Ben, "her fırsatta İran ve muhipleri tarafından zehirlenen bir süreç" olarak değerlendirdiğimi hemen belirteyim.
İkincisi, gerçeklikle bağını bir türlü kuramayan, hatta kurguladıkları sahnede her türlü manipülatif tekniği sergileyerek kitleleri gerçeklikten koparan bir rejimle, akılcı bir ilişkinin kurulamayacağını söyleyeyim.
Bu konuda bir şey daha söylememe izin verin...
Tarihsel bağlamda varlığını komşusuna karşıt olarak konuşlandırmış hatta bunu amentüsünün merkezine oturtmuş İran'ın yaşadığı bölünmüş benliğe dayalı ontolojik krizleri de yönetmenin tarihi Türkiye-İran ilişkisi.
Misal mi
Siz de izlemişsinizdir muhtemelen, geçenlerde İran dini lideri Hamaney'in huzurunda bir meddah ağlamaklı bir şekilde bir mersiye okumuştu.
Meddah, savaş istiyordu, Mescid-i Aksa'da namaz kılmak için kılıçlarını çektiklerini söylüyordu.
Dedik ya bölünmüş benlik ya da ünlü İranlı düşünür Daryush Shayagan'ın ifadesiyle yaralı bilinç böyle bir şey işte.
Sınırlı kapasitesi ve gerçeklikten kopuk, saplantılı teoloji ile şekillendirilmiş stratejisi arasına sıkışıp kalmış bir ülkenin hezeyanları üzerinden fikir yürütmek gerçekten ilginç.
İşte ikiyüzlülük buralarda kendine yer buluyor.
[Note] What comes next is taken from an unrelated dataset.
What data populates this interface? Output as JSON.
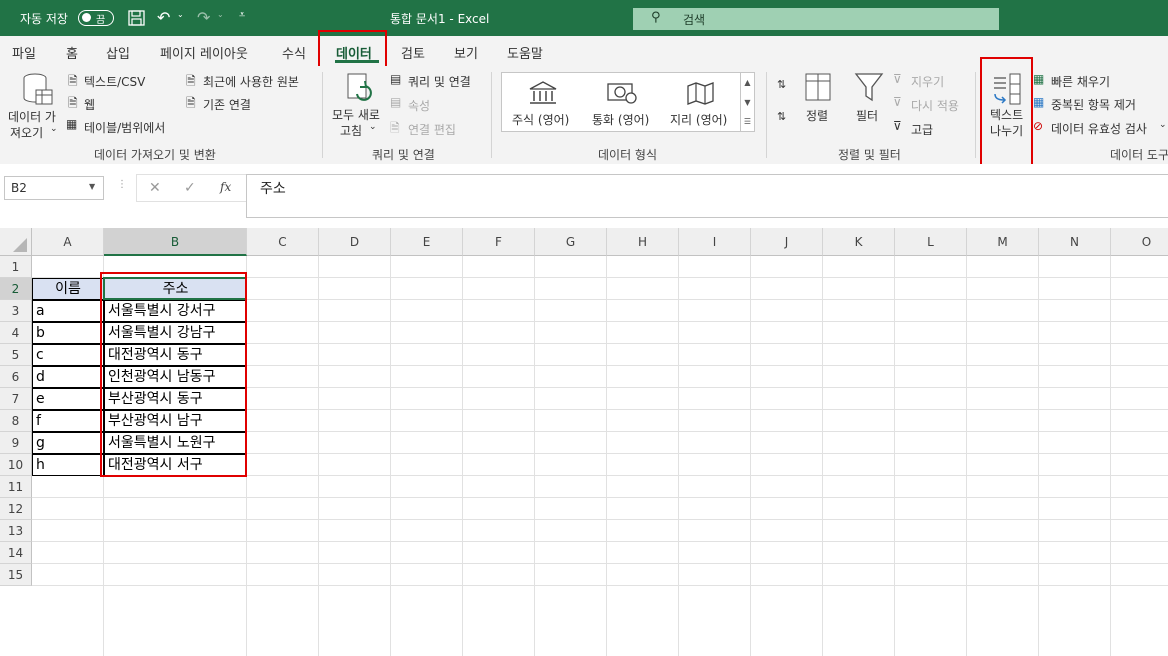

Takiyye ve kitman yöntemiyle üretilen siyasette, enselenme korkusuyla kaypaklığa evrilen zihniyete sahip İran.
Kavramları yerli yerine oturtalım...
Mezhep perdeli Pers siyaset teolojisi bugün lime lime dökülüyor.
Suriye topraklarında, Hizbullah ve devrim muhafızlarının stratejisini hayata geçiren vekil örgütler insanları katlederken, toplu mezarlar oluştururken de aynı perdeyi kullanıyorlardı.
Ama dediğim gibi, perde yırtıldı, her şey ayan oldu ve Suriye'de gerçekler galip geldi.
Fakat Hamaney, ayaklanma çağrısı yapıyor bölgede.
Yardım kanalları kalmamış, ama bölge halkını tahrik etmekten geri durmuyor dini liderleri.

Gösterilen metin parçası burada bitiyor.